A paixão poderia matar. Mas não mata, se verdadeira, justo por causa do seu problema maior, que é o tempo. O tempo exíguo, em seu caso. Não o tempo igualmente breve que concede de vida, durante este tempo que poderia matar. E, posto que breve, é grande, é ardente, sobretudo na sensação de grandeza que oferece. Grandeza, aqui e ali, é modo modesto de dizer; trata-se mesmo de uma onipotência verossímil. E dessa nem os super-heróis seriam capazes, que eles e elas possuem um tendão vulnerável, este que a paixão, maior ainda, ignora em seu corpo maciço. Os verdadeiros super-heróis são os apaixonados, mesmo que seja inexplicável a sua imortalidade.

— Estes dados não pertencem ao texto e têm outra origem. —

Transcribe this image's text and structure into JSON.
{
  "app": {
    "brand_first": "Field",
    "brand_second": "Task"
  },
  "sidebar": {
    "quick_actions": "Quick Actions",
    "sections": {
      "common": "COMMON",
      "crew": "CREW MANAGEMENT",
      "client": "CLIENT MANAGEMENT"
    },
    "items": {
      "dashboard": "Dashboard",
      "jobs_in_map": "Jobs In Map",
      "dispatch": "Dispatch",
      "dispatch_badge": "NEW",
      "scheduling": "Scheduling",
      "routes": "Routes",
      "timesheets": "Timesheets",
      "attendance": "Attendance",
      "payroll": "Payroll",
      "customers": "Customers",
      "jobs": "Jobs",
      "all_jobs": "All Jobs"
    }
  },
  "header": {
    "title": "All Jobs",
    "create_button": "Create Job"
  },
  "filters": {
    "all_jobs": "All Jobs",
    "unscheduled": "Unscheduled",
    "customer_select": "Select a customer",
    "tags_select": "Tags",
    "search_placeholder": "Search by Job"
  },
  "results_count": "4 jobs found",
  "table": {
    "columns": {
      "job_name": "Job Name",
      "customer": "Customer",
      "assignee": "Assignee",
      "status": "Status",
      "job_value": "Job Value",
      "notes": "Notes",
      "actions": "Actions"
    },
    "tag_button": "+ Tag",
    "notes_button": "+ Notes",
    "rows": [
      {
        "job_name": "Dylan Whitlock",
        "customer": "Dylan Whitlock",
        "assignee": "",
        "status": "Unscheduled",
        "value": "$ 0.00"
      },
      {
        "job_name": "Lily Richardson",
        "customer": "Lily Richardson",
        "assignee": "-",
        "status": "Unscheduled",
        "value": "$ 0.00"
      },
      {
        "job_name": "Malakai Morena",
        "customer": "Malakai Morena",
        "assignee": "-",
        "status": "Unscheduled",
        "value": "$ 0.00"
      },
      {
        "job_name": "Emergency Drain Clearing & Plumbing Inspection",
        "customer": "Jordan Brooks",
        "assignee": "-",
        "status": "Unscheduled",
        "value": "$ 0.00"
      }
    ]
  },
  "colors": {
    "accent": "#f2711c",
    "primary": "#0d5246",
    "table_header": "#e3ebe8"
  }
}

O grande problema da paixão é o tempo. O tempo que, por ser exíguo, ela não concede. O tempo subtraído em sua vida curta, o vapte-vupte entre seu durante e seu depois. E, depois, já não será maior nem menor: não será. Porque não há, com a paixão, aquela sensação menor de não estar à altura do que se vislumbrou e buscará em cada fresta do dia um jeito de voar mais alto. Nem a incompletude que se esgarça em completar e, quanto menos completa, mais se esgarça em sua busca. E aquela outra sensação, a de não bastar, que abre mão de si para pegar a mão do outro e a mão do outro já não bastará e buscará o outro inteiro, ainda que incompleto. Sem jogo de espelhos, metades de metades, fazendo de um dia o que poderia ser a vida. E é mesmo. E dia e vida já não podem ser sozinhos, porque vão precisar de outros dias, como um precisará do outro, dia e noite. E já riem do voo que não pôde ser tão alto. E choram da altura conseguida.
Pois isso só com o tempo, este que ameniza as hipérboles de um ideal, como o da paixão, e torna modestos os seus protagonistas, entre a sensação de ser menor, a incompletude, o não bastar. Só com o tempo, que poda excessos e veste, conforme o caso. E desnuda, conforme o caso. E, com um mínimo, estabelece a máxima de que um já não é sem a poesia do outro, mesmo sabendo prosaicamente que, sem o outro, ainda assim será. E entre os dois há rio, uma ponte ou o que a ciência chamou de vínculo, mas precisará de muita arte para suportar o que respinga, o que não atravessa, o que sobra de ausência no ideal estilhaçado. E precisará mais arte ainda para suportar o que falta. E sempre sobra. E falta. E suporta.
Que um resquício de paixão fez a ficção de que sobra. E a realidade, essa única dama onipotente, lembra que falta, mesmo se suficiente. Pois isso só com o tempo, que a paixão não concede. E com o amor que, extenuada, ela viu brotar no seu lugar.